Bubbles, my sourdough starter turns twenty years old this year. She and I have been through a lot over the last twenty years. We’ve fed dozens of people and even won some culinary competitions together.
I guess I have personified this extraordinary mass of living matter, because she has meant so much to me and has been a large part of my professional life for so long. I like to call her my “flour child”. You see I, also, have two other sourdough starters as well.
For me baking bread is like yoga– very calming and relaxing. The origins of Bubbles began in the Fall of 1996 when my husband was working very late, and I was waiting for him to come home. I had been reading about the baking guru Nancy Silverton and her La Brea Bakery in Los Angeles. Her methods of creating a natural sourdough starter using no commercial yeast intrigued me.
I had read that bakers that do a great deal of baking had an ample supply of natural or wild yeast floating around their kitchens. Going along with this train of thought I felt that because I did a lot of baking perhaps I, too, had an abundant amount of yeast that would help to create a great starter. Or maybe it meant that I was just a lousy housekeeper. Either way I was willing to give Nancy Silverton’s method a shot.
Late that evening I wrapped some unwashed, organic red grapes in some cheesecloth. Most fruits have natural yeast on them so hopefully there would be enough wild yeast on those grapes to help my starter to develop.
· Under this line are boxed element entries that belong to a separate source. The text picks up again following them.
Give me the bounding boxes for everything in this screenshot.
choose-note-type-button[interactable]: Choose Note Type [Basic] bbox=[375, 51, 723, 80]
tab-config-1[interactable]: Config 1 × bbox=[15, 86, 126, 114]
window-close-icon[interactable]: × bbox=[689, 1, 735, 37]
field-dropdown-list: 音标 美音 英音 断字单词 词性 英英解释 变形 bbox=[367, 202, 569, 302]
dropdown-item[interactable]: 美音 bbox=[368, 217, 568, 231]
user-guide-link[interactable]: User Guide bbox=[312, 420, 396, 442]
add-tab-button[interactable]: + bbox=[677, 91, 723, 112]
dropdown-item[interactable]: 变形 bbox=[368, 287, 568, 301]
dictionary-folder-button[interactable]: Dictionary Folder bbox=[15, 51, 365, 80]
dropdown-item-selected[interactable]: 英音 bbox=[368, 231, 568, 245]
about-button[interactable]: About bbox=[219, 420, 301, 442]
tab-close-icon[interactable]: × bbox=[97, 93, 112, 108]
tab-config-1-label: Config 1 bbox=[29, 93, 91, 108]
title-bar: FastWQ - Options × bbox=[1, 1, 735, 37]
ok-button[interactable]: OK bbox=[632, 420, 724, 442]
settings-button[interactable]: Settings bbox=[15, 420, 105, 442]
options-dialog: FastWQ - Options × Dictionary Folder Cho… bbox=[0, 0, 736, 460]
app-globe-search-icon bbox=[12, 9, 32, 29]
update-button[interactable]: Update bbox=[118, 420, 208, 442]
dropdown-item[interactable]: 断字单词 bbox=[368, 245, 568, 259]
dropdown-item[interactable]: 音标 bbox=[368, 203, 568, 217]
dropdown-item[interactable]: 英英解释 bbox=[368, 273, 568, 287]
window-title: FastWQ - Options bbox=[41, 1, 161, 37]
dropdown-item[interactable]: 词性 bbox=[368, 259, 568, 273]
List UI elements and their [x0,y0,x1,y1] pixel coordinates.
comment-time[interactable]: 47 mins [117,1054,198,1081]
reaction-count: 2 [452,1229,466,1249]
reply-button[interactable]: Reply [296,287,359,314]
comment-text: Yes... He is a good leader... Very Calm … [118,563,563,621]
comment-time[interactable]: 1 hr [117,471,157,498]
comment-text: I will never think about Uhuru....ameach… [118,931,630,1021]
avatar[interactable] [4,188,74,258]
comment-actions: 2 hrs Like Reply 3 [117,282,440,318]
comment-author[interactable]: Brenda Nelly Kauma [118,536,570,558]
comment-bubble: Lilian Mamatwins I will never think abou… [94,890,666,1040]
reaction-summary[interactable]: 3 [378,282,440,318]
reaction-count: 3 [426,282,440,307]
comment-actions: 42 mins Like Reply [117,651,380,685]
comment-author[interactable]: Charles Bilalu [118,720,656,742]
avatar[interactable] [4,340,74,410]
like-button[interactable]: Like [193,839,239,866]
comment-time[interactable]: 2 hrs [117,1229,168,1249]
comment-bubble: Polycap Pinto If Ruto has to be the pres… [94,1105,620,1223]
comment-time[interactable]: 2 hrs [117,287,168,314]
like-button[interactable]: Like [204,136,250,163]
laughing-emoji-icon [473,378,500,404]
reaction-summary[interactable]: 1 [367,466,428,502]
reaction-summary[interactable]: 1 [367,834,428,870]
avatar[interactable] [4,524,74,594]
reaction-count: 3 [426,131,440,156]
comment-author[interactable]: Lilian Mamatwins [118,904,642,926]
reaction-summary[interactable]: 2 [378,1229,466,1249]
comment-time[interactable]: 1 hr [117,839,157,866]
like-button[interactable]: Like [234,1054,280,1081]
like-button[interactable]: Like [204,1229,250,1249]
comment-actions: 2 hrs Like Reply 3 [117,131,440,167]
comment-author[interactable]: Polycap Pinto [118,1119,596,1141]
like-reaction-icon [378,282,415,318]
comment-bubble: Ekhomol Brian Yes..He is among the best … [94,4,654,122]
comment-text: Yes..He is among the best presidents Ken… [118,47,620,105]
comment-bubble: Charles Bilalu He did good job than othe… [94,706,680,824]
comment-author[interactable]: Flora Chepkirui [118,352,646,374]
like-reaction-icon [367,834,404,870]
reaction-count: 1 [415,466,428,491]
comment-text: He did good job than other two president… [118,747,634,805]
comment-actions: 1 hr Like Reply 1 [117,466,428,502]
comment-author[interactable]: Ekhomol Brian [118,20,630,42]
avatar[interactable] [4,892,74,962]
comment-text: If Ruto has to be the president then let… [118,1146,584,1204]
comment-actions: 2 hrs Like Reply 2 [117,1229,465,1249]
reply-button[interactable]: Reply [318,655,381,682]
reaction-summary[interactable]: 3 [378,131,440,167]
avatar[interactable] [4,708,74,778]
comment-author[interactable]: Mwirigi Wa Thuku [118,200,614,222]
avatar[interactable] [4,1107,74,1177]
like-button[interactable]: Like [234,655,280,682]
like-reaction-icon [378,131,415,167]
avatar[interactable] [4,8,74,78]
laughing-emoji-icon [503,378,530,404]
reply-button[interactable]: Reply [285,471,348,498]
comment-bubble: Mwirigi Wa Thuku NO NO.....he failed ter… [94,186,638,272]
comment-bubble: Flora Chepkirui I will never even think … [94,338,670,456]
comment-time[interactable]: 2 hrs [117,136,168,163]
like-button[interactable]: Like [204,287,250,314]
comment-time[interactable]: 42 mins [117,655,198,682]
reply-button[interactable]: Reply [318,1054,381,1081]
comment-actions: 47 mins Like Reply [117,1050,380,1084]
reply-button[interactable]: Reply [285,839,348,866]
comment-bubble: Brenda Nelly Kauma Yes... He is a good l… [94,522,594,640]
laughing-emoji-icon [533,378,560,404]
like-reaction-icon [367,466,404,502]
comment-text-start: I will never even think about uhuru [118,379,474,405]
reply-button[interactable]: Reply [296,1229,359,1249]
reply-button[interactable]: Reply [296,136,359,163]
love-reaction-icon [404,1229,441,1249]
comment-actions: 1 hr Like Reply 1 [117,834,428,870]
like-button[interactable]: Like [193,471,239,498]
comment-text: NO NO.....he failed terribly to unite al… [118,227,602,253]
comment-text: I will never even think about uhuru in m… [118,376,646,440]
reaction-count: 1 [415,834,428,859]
I placed the grapes into a clean, food grade gallon container and added some water and flour as food for the yeast. I covered it tightly and placed it in a closet to develop for about 14 days.
After 14 days I opened it up and WOW! It looked so very terribly GROSS and NASTY (words cannot describe what I saw and smelled) that I threw it out. Actually I made my husband throw it out. He is such a good guy!
After doing more research to see what went wrong I realized that the beginning of a starter should and will look like baby vomit and smell quite sour before it fully develops. Feeling brave I started a new starter.
Once I started adding more flour and water, after the 14 days, the natural bacteria and wild yeast became more balanced. It developed a wonderful yeasty aroma and became quite bubbly. Hence, the name– Bubbles!
What I soon learned was that wild yeast and natural bacteria share food nicely– each consuming different sugars within the flour. Yeast and bacteria each have their own enzymes that break down the starches in the flour into sugars. They also give off their own byproducts.
A true symbiotic relationship begins. The yeast, giving off carbon dioxide and alcohol through the process of fermentation, and the bacteria giving off their own byproducts of acetic and lactic acids. That is why bread from a sourdough tastes a bit tangy. Each physical location has its own species of yeast, so breads made in different areas of the world may taste differently. Think of the wonderful sourdough bread in San Francisco.
Sourdough breads taste much better than your average breads that don’t use a starter. The time it takes to create a starter helps to form wonderfully, flavorful organic compounds that provide a complexity and character that cannot be tasted in a white bread from the grocery store.
I strongly urge you to try to bake your own yeast bread even if it is not a sourdough. Even once just to taste the difference. People who bake bread get it. It is so worth it.
Happy 20th to the best partner in bread making. I look forward to many more years of wonderful bread with you, dear friend!